Reaching progress and TMLG judgements
How do we make effective judgements about progress?
- The progress of students is judged by examining the ‘gap’ between TMLG and target grade.
- SISRA Analytics provides a direct indication of how a pupil, class, subject or any group of pupils has performed compared with pupils in the same subject with same KS2 prior. This ‘subject progress index’ allows us to directly reference the progress made of our students with those nationally, and ensure that every cohort is judged against a norm rather than purely against their own cohort so that standards do not slip e.g. with a weaker year group.
- Subject gap analysis is conducted centrally by JDY, and dashboards with progress per group, per class, and per student are produced per department. This is for consistency and for the avoidance of needless middle-leader work. SLT line links use these data dashboards to lead conversations with department leaders.
How do we know that teachers are making effective judgements about TMLG?
- In English, Maths, Science and MFL we submit the data from our assessments to the Federation to compare our student performance against a sample of many other high performing secondary schools. The Federation data team ascribe an AMLG using the bell curve model.
- Broadly speaking the 9-1 performance of a large cohort of students should conform to the bell curve distribution of results. For example, most TMLG grades will be in the 4-6 range as is to be expected.
- There will be a ‘long tail’ of student performance with a significant minority in the 3-1 MLG range
- 7-9 grades are reserved for high performers on any assessment, in line with the results the department typically produces.
- The TMLG which describes the position a student is on a bell curve which is representative of the year group cohort. The data team supports departments to generate a bell curve for any assessment. This is then moderated using norm referencing in order to generate a TMLG.
- With smaller cohorts, the sample size is too small to be reliable so we use norm referencing and external scrutiny from Federation consultants to support us in our judgement.
- After Federation standardisation SLT compare the AMLG’s with the internally generated TMLG’s and challenge any potential issues.
- Over time, departments will continue to build examples of student work from assessments, which will exemplify what, for example, a 9, 5, 2 looks like in English by the time of their summer exam.

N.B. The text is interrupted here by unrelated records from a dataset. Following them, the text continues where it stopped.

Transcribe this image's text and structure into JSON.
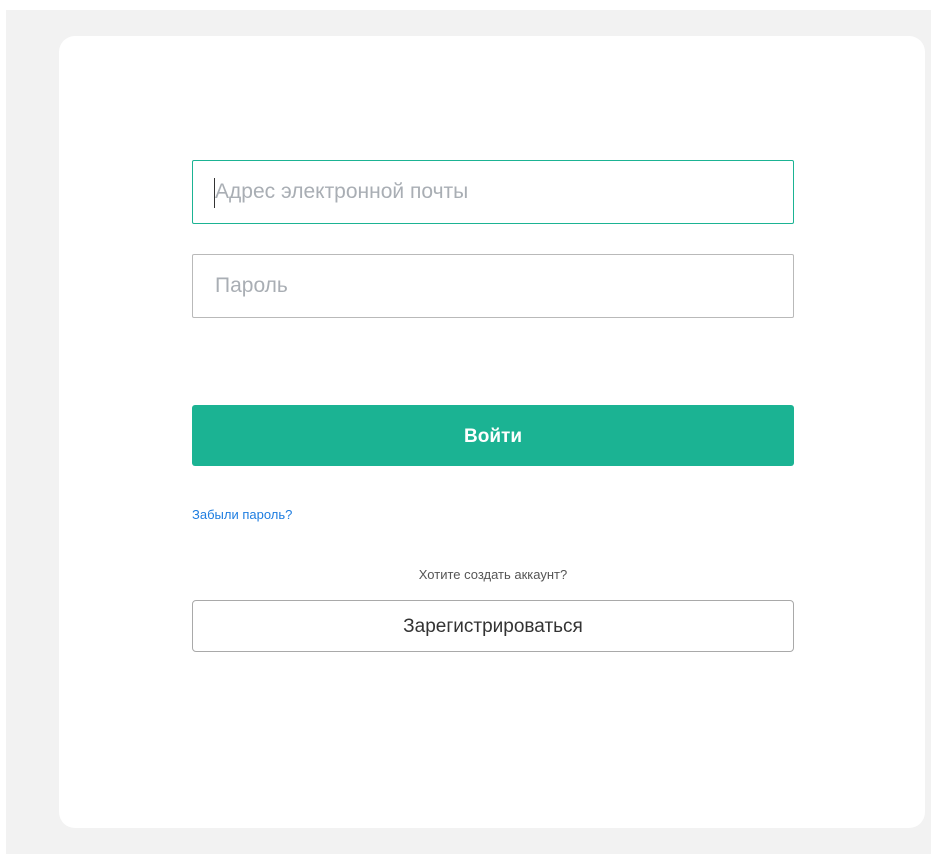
{
  "login_form": {
    "email_placeholder": "Адрес электронной почты",
    "email_value": "",
    "password_placeholder": "Пароль",
    "password_value": "",
    "login_button_label": "Войти",
    "forgot_password_link": "Забыли пароль?",
    "create_account_prompt": "Хотите создать аккаунт?",
    "register_button_label": "Зарегистрироваться"
  },
  "colors": {
    "accent": "#1bb393",
    "link": "#1e7de0",
    "page_background": "#f2f2f2",
    "card_background": "#ffffff"
  }
}
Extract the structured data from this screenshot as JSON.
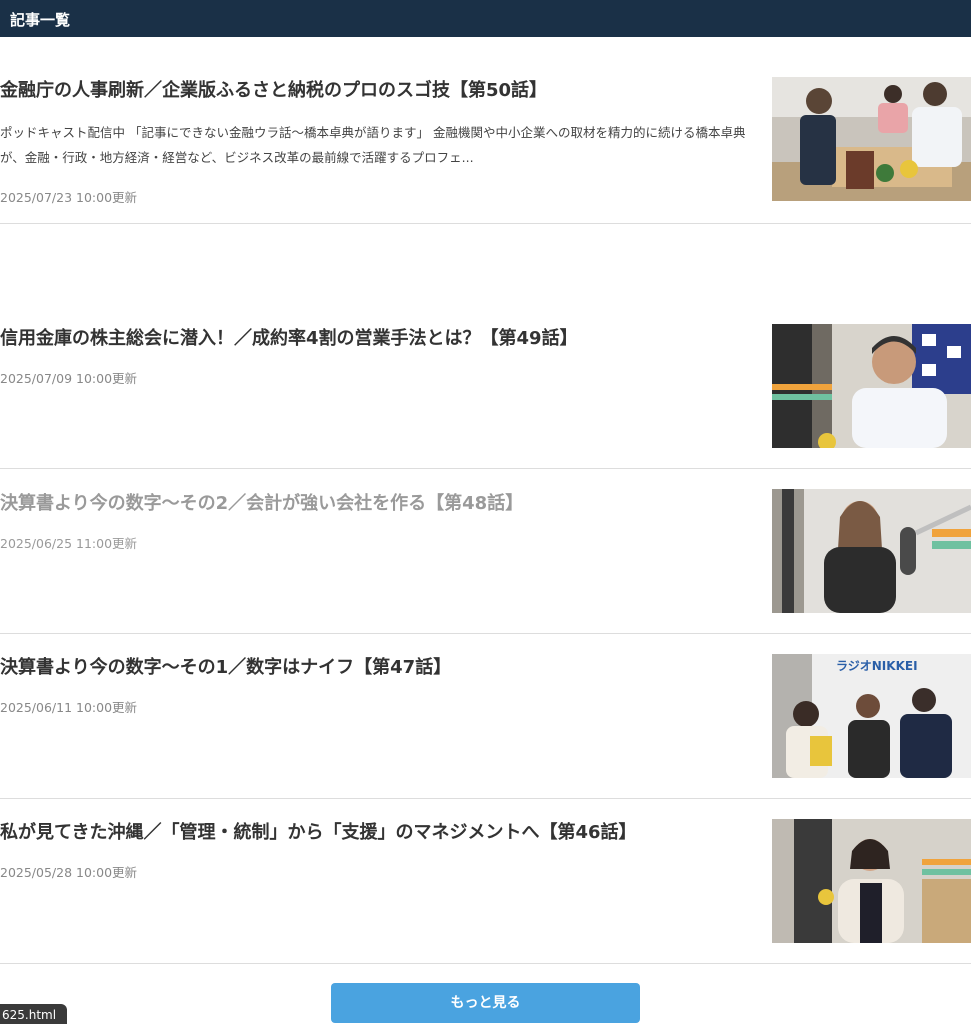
{
  "header": {
    "title": "記事一覧"
  },
  "articles": [
    {
      "title": "金融庁の人事刷新／企業版ふるさと納税のプロのスゴ技【第50話】",
      "excerpt": "ポッドキャスト配信中 「記事にできない金融ウラ話〜橋本卓典が語ります」 金融機関や中小企業への取材を精力的に続ける橋本卓典が、金融・行政・地方経済・経営など、ビジネス改革の最前線で活躍するプロフェ...",
      "date": "2025/07/23 10:00更新"
    },
    {
      "title": "信用金庫の株主総会に潜入！／成約率4割の営業手法とは？【第49話】",
      "date": "2025/07/09 10:00更新"
    },
    {
      "title": "決算書より今の数字〜その2／会計が強い会社を作る【第48話】",
      "date": "2025/06/25 11:00更新"
    },
    {
      "title": "決算書より今の数字〜その1／数字はナイフ【第47話】",
      "date": "2025/06/11 10:00更新"
    },
    {
      "title": "私が見てきた沖縄／「管理・統制」から「支援」のマネジメントへ【第46話】",
      "date": "2025/05/28 10:00更新"
    }
  ],
  "thumb3_sign": "ラジオNIKKEI",
  "more_button": {
    "label": "もっと見る"
  },
  "status_tip": {
    "text": "625.html"
  }
}
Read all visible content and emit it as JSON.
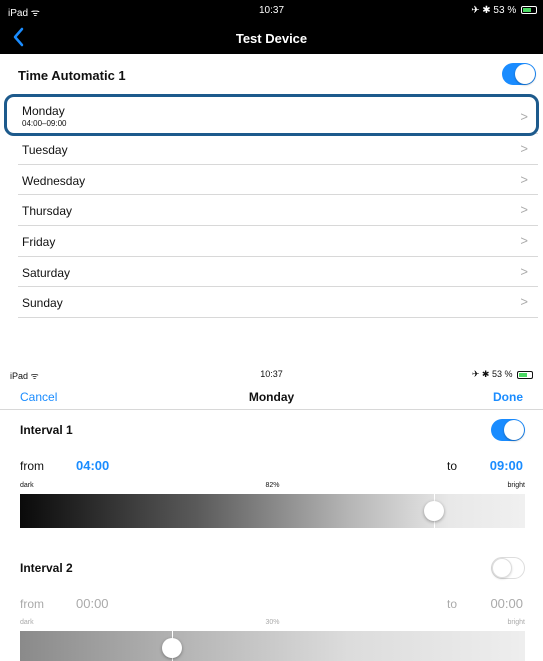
{
  "top_status": {
    "device": "iPad ᯤ",
    "time": "10:37",
    "right": "✈ ✱ 53 %"
  },
  "top_nav": {
    "back_icon": "chevron-left-icon",
    "title": "Test Device"
  },
  "schedule": {
    "title": "Time Automatic 1",
    "enabled": true
  },
  "days": [
    {
      "name": "Monday",
      "sub": "04:00–09:00"
    },
    {
      "name": "Tuesday"
    },
    {
      "name": "Wednesday"
    },
    {
      "name": "Thursday"
    },
    {
      "name": "Friday"
    },
    {
      "name": "Saturday"
    },
    {
      "name": "Sunday"
    }
  ],
  "bottom_status": {
    "device": "iPad ᯤ",
    "time": "10:37",
    "right": "✈ ✱ 53 %"
  },
  "modal": {
    "cancel": "Cancel",
    "title": "Monday",
    "done": "Done"
  },
  "intervals": [
    {
      "title": "Interval 1",
      "enabled": true,
      "from_label": "from",
      "from": "04:00",
      "to_label": "to",
      "to": "09:00",
      "dark_label": "dark",
      "brightness": "82%",
      "brightness_value": 0.82,
      "bright_label": "bright"
    },
    {
      "title": "Interval 2",
      "enabled": false,
      "from_label": "from",
      "from": "00:00",
      "to_label": "to",
      "to": "00:00",
      "dark_label": "dark",
      "brightness": "30%",
      "brightness_value": 0.3,
      "bright_label": "bright"
    }
  ],
  "colors": {
    "accent": "#1a8cff",
    "highlight": "#1d5a8c"
  }
}
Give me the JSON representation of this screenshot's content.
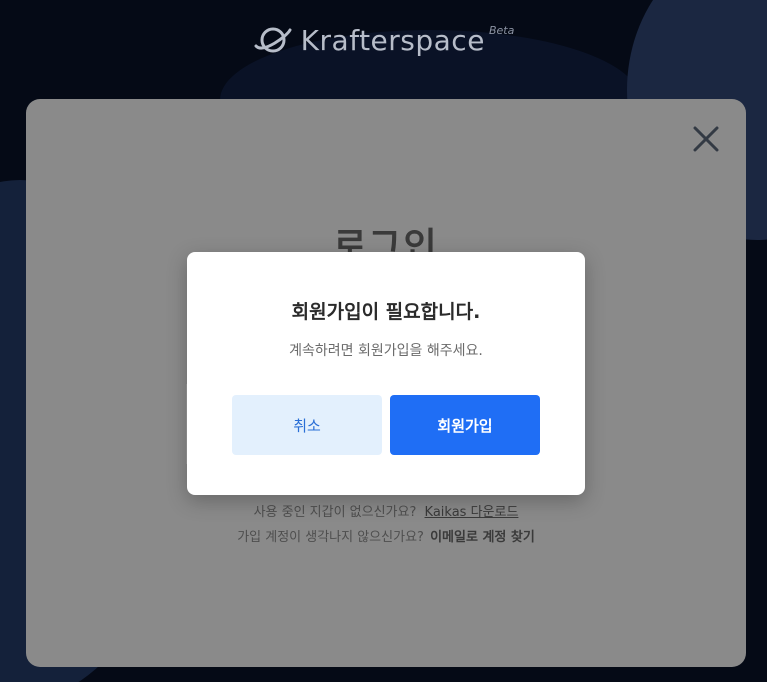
{
  "header": {
    "brand": "Krafterspace",
    "badge": "Beta",
    "logo_icon": "planet-logo-icon"
  },
  "login_panel": {
    "title": "로그인",
    "close_icon": "close-icon",
    "wallet_question": "사용 중인 지갑이 없으신가요?",
    "wallet_link": "Kaikas 다운로드",
    "account_question": "가입 계정이 생각나지 않으신가요?",
    "account_link": "이메일로 계정 찾기"
  },
  "modal": {
    "title": "회원가입이 필요합니다.",
    "description": "계속하려면 회원가입을 해주세요.",
    "cancel_label": "취소",
    "signup_label": "회원가입"
  },
  "colors": {
    "primary": "#1f6ef5",
    "cancel_bg": "#e3f0fd",
    "cancel_text": "#2a6fd6",
    "background": "#050a16",
    "overlay_panel": "#8a8a8a"
  }
}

It also means that every cohort is judged against a norm rather than purely against their own cohort so that standards do not slip e.g. with a weaker year group.

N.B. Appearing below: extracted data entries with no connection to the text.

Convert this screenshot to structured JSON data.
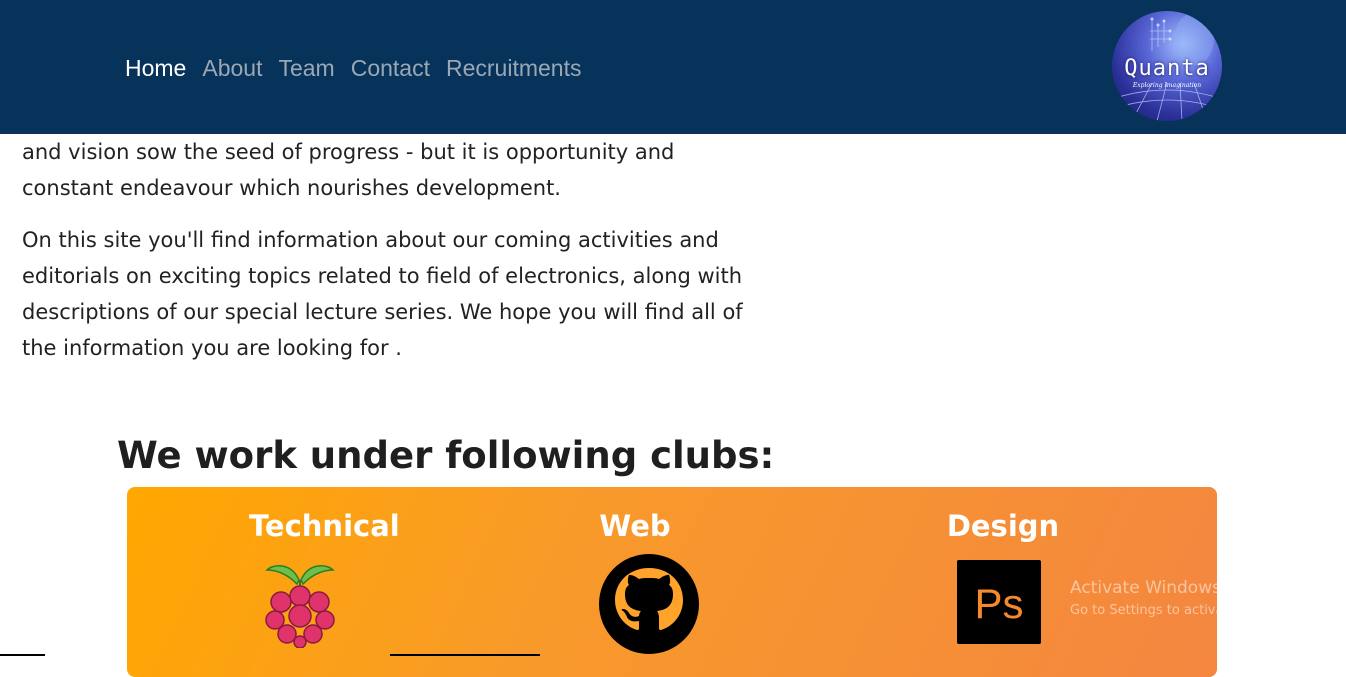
{
  "nav": {
    "items": [
      {
        "label": "Home",
        "active": true
      },
      {
        "label": "About",
        "active": false
      },
      {
        "label": "Team",
        "active": false
      },
      {
        "label": "Contact",
        "active": false
      },
      {
        "label": "Recruitments",
        "active": false
      }
    ],
    "background": "#073259"
  },
  "logo": {
    "text": "Quanta",
    "tagline": "Exploring Imagination"
  },
  "intro": {
    "paragraphs": [
      "and vision sow the seed of progress - but it is opportunity and constant endeavour which nourishes development.",
      "On this site you'll find information about our coming activities and editorials on exciting topics related to field of electronics, along with descriptions of our special lecture series. We hope you will find all of the information you are looking for ."
    ]
  },
  "clubs": {
    "heading": "We work under following clubs:",
    "items": [
      {
        "title": "Technical",
        "icon": "raspberry-pi-icon"
      },
      {
        "title": "Web",
        "icon": "github-icon"
      },
      {
        "title": "Design",
        "icon": "photoshop-icon"
      }
    ],
    "gradient": [
      "#ffa800",
      "#f48640"
    ]
  },
  "watermark": {
    "title": "Activate Windows",
    "subtitle": "Go to Settings to activate Windows."
  }
}
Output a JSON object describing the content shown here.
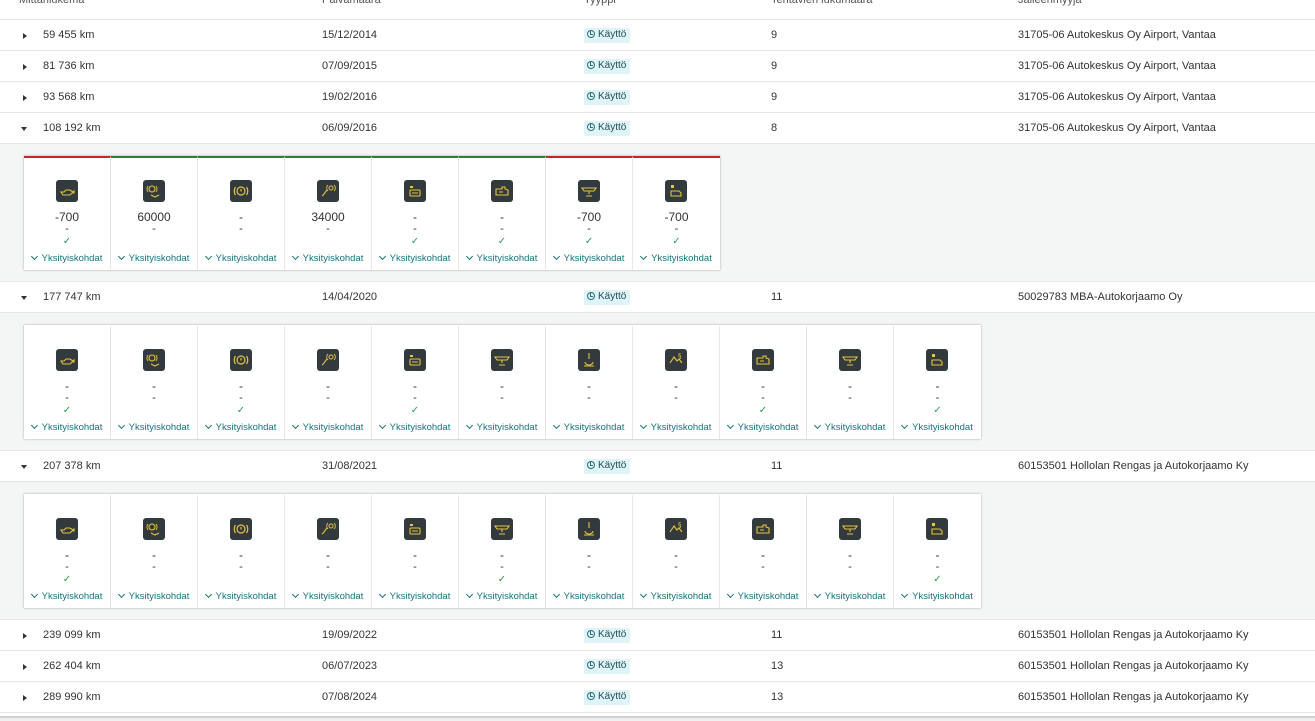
{
  "header": {
    "columns": [
      "Mittarilukema",
      "Päivämäärä",
      "Tyyppi",
      "Tehtävien lukumäärä",
      "Jälleenmyyjä"
    ]
  },
  "type_label": "Käyttö",
  "details_label": "Yksityiskohdat",
  "colors": {
    "red": "#c62828",
    "green": "#2e7d32",
    "accent": "#14737d",
    "badge_bg": "#dff4f6"
  },
  "rows": [
    {
      "km": "59 455 km",
      "date": "15/12/2014",
      "count": "9",
      "dealer": "31705-06 Autokeskus Oy Airport, Vantaa",
      "expanded": false
    },
    {
      "km": "81 736 km",
      "date": "07/09/2015",
      "count": "9",
      "dealer": "31705-06 Autokeskus Oy Airport, Vantaa",
      "expanded": false
    },
    {
      "km": "93 568 km",
      "date": "19/02/2016",
      "count": "9",
      "dealer": "31705-06 Autokeskus Oy Airport, Vantaa",
      "expanded": false
    },
    {
      "km": "108 192 km",
      "date": "06/09/2016",
      "count": "8",
      "dealer": "31705-06 Autokeskus Oy Airport, Vantaa",
      "expanded": true
    },
    {
      "km": "177 747 km",
      "date": "14/04/2020",
      "count": "11",
      "dealer": "50029783 MBA-Autokorjaamo Oy",
      "expanded": true
    },
    {
      "km": "207 378 km",
      "date": "31/08/2021",
      "count": "11",
      "dealer": "60153501 Hollolan Rengas ja Autokorjaamo Ky",
      "expanded": true
    },
    {
      "km": "239 099 km",
      "date": "19/09/2022",
      "count": "11",
      "dealer": "60153501 Hollolan Rengas ja Autokorjaamo Ky",
      "expanded": false
    },
    {
      "km": "262 404 km",
      "date": "06/07/2023",
      "count": "13",
      "dealer": "60153501 Hollolan Rengas ja Autokorjaamo Ky",
      "expanded": false
    },
    {
      "km": "289 990 km",
      "date": "07/08/2024",
      "count": "13",
      "dealer": "60153501 Hollolan Rengas ja Autokorjaamo Ky",
      "expanded": false
    }
  ],
  "details": {
    "3": [
      {
        "icon": "oil-can-icon",
        "v1": "-700",
        "v2": "-",
        "check": true,
        "status": "red"
      },
      {
        "icon": "brake-wear-icon",
        "v1": "60000",
        "v2": "-",
        "check": false,
        "status": "green"
      },
      {
        "icon": "brake-warning-icon",
        "v1": "-",
        "v2": "-",
        "check": false,
        "status": "green"
      },
      {
        "icon": "brake-pads-icon",
        "v1": "34000",
        "v2": "-",
        "check": false,
        "status": "green"
      },
      {
        "icon": "oil-filter-icon",
        "v1": "-",
        "v2": "-",
        "check": true,
        "status": "green"
      },
      {
        "icon": "fuel-filter-icon",
        "v1": "-",
        "v2": "-",
        "check": true,
        "status": "green"
      },
      {
        "icon": "engine-oil-icon",
        "v1": "-700",
        "v2": "-",
        "check": true,
        "status": "red"
      },
      {
        "icon": "air-filter-icon",
        "v1": "-700",
        "v2": "-",
        "check": true,
        "status": "red"
      }
    ],
    "4": [
      {
        "icon": "oil-can-icon",
        "v1": "-",
        "v2": "-",
        "check": true,
        "status": "none"
      },
      {
        "icon": "brake-wear-icon",
        "v1": "-",
        "v2": "-",
        "check": false,
        "status": "none"
      },
      {
        "icon": "brake-warning-icon",
        "v1": "-",
        "v2": "-",
        "check": true,
        "status": "none"
      },
      {
        "icon": "brake-pads-icon",
        "v1": "-",
        "v2": "-",
        "check": false,
        "status": "none"
      },
      {
        "icon": "oil-filter-icon",
        "v1": "-",
        "v2": "-",
        "check": true,
        "status": "none"
      },
      {
        "icon": "engine-oil-icon",
        "v1": "-",
        "v2": "-",
        "check": false,
        "status": "none"
      },
      {
        "icon": "coolant-icon",
        "v1": "-",
        "v2": "-",
        "check": false,
        "status": "none"
      },
      {
        "icon": "inspection-icon",
        "v1": "-",
        "v2": "-",
        "check": false,
        "status": "none"
      },
      {
        "icon": "fuel-filter-icon",
        "v1": "-",
        "v2": "-",
        "check": true,
        "status": "none"
      },
      {
        "icon": "engine-oil-icon",
        "v1": "-",
        "v2": "-",
        "check": false,
        "status": "none"
      },
      {
        "icon": "air-filter-icon",
        "v1": "-",
        "v2": "-",
        "check": true,
        "status": "none"
      }
    ],
    "5": [
      {
        "icon": "oil-can-icon",
        "v1": "-",
        "v2": "-",
        "check": true,
        "status": "none"
      },
      {
        "icon": "brake-wear-icon",
        "v1": "-",
        "v2": "-",
        "check": false,
        "status": "none"
      },
      {
        "icon": "brake-warning-icon",
        "v1": "-",
        "v2": "-",
        "check": false,
        "status": "none"
      },
      {
        "icon": "brake-pads-icon",
        "v1": "-",
        "v2": "-",
        "check": false,
        "status": "none"
      },
      {
        "icon": "oil-filter-icon",
        "v1": "-",
        "v2": "-",
        "check": false,
        "status": "none"
      },
      {
        "icon": "engine-oil-icon",
        "v1": "-",
        "v2": "-",
        "check": true,
        "status": "none"
      },
      {
        "icon": "coolant-icon",
        "v1": "-",
        "v2": "-",
        "check": false,
        "status": "none"
      },
      {
        "icon": "inspection-icon",
        "v1": "-",
        "v2": "-",
        "check": false,
        "status": "none"
      },
      {
        "icon": "fuel-filter-icon",
        "v1": "-",
        "v2": "-",
        "check": false,
        "status": "none"
      },
      {
        "icon": "engine-oil-icon",
        "v1": "-",
        "v2": "-",
        "check": false,
        "status": "none"
      },
      {
        "icon": "air-filter-icon",
        "v1": "-",
        "v2": "-",
        "check": true,
        "status": "none"
      }
    ]
  }
}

- In KS4, if we are using full exam papers from previous years as a means of assessing student mid-year (e.g. mock exams), grade boundaries are adjusted accordingly, or a result is norm referenced to a child taught the previous year, before a TMLG is reported.
KS3 as a preparation for KS4
How do we know that ‘good progress’ at KS3 prepares students to secure a ‘good pass’ at KS4?
- Our aim is for all students to be ‘KS4 ready’ by the end of KS3. Work on making our KS3 curricula more ambitious, sequenced and specified in detail has laid the groundwork to ensure all pupils are successful at KS4.
- Departmental curricula detail what students should know and/or be able to do by the end of Year 7, 8 and 9 if they are to be ready to thrive at KS4. Assessments are designed with these standards in mind and thus avoid purely ‘cohort referenced’ analysis, which means that any inadvertent low expectations in the system are nullified.